La propagación por acodo permite multiplicar las plantas crasas de tallos bajos y flexibles sin separar nada desde el principio. En el delosperma, el tallo sigue recibiendo agua y reservas durante la formación de raíces, lo que resulta especialmente útil cuando quieres rellenar un hueco en el parterre o extender el tapiz sin preparar decenas de esquejes.
Por qué el acodo funciona mejor que el esqueje en esta planta
En el esqueje, el fragmento se corta de inmediato y debe enraizar con las reservas que ya tiene en sus tejidos.

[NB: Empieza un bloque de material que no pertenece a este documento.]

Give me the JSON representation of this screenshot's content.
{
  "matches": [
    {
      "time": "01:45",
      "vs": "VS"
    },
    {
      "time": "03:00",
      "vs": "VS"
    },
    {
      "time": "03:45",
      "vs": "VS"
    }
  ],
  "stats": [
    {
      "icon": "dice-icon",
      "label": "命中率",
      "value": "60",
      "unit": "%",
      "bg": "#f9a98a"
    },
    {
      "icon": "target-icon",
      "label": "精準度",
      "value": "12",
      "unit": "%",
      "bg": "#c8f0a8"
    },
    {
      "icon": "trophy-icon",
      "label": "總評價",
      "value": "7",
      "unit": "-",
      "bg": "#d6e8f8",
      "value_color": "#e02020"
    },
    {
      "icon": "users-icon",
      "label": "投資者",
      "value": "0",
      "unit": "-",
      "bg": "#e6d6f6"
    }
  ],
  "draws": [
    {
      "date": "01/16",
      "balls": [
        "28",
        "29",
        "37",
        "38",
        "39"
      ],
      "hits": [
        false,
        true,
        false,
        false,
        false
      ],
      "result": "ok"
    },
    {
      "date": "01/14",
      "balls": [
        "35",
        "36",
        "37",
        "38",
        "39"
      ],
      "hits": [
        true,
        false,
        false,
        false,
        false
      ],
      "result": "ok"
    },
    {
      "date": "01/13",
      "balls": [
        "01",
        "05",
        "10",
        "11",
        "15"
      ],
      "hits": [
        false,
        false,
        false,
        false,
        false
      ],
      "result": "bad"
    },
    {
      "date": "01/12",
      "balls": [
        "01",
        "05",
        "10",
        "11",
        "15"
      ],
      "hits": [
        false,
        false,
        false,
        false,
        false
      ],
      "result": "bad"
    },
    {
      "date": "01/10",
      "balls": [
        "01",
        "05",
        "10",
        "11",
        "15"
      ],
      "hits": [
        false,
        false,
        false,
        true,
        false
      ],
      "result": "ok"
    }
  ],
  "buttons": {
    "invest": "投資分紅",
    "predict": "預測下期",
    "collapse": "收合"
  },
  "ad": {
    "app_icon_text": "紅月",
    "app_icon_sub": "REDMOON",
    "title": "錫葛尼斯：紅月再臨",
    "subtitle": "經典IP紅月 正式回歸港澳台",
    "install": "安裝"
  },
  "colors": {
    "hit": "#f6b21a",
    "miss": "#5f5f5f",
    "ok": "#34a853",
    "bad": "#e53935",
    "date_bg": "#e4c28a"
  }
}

Con el acodo, una parte del tallo se apoya sobre la tierra mientras la conexión con la planta madre permanece intacta. El corte llega al final, después de que aparezcan las raíces.
El delosperma se presta a esta técnica porque crece extendiéndose lateralmente y presenta numerosos nudos desde los que brotan hojas y ramitas. Cuando uno de esos nudos queda en contacto con tierra ligeramente húmeda, puede producir raíces. En el jardín ocurre a veces de forma espontánea bajo las ramas más bajas.
Puedes aprovechar ese comportamiento natural para decidir exactamente dónde nacerá la nueva planta, en lugar de esperar a que el enraizamiento suceda al azar bajo el tapiz.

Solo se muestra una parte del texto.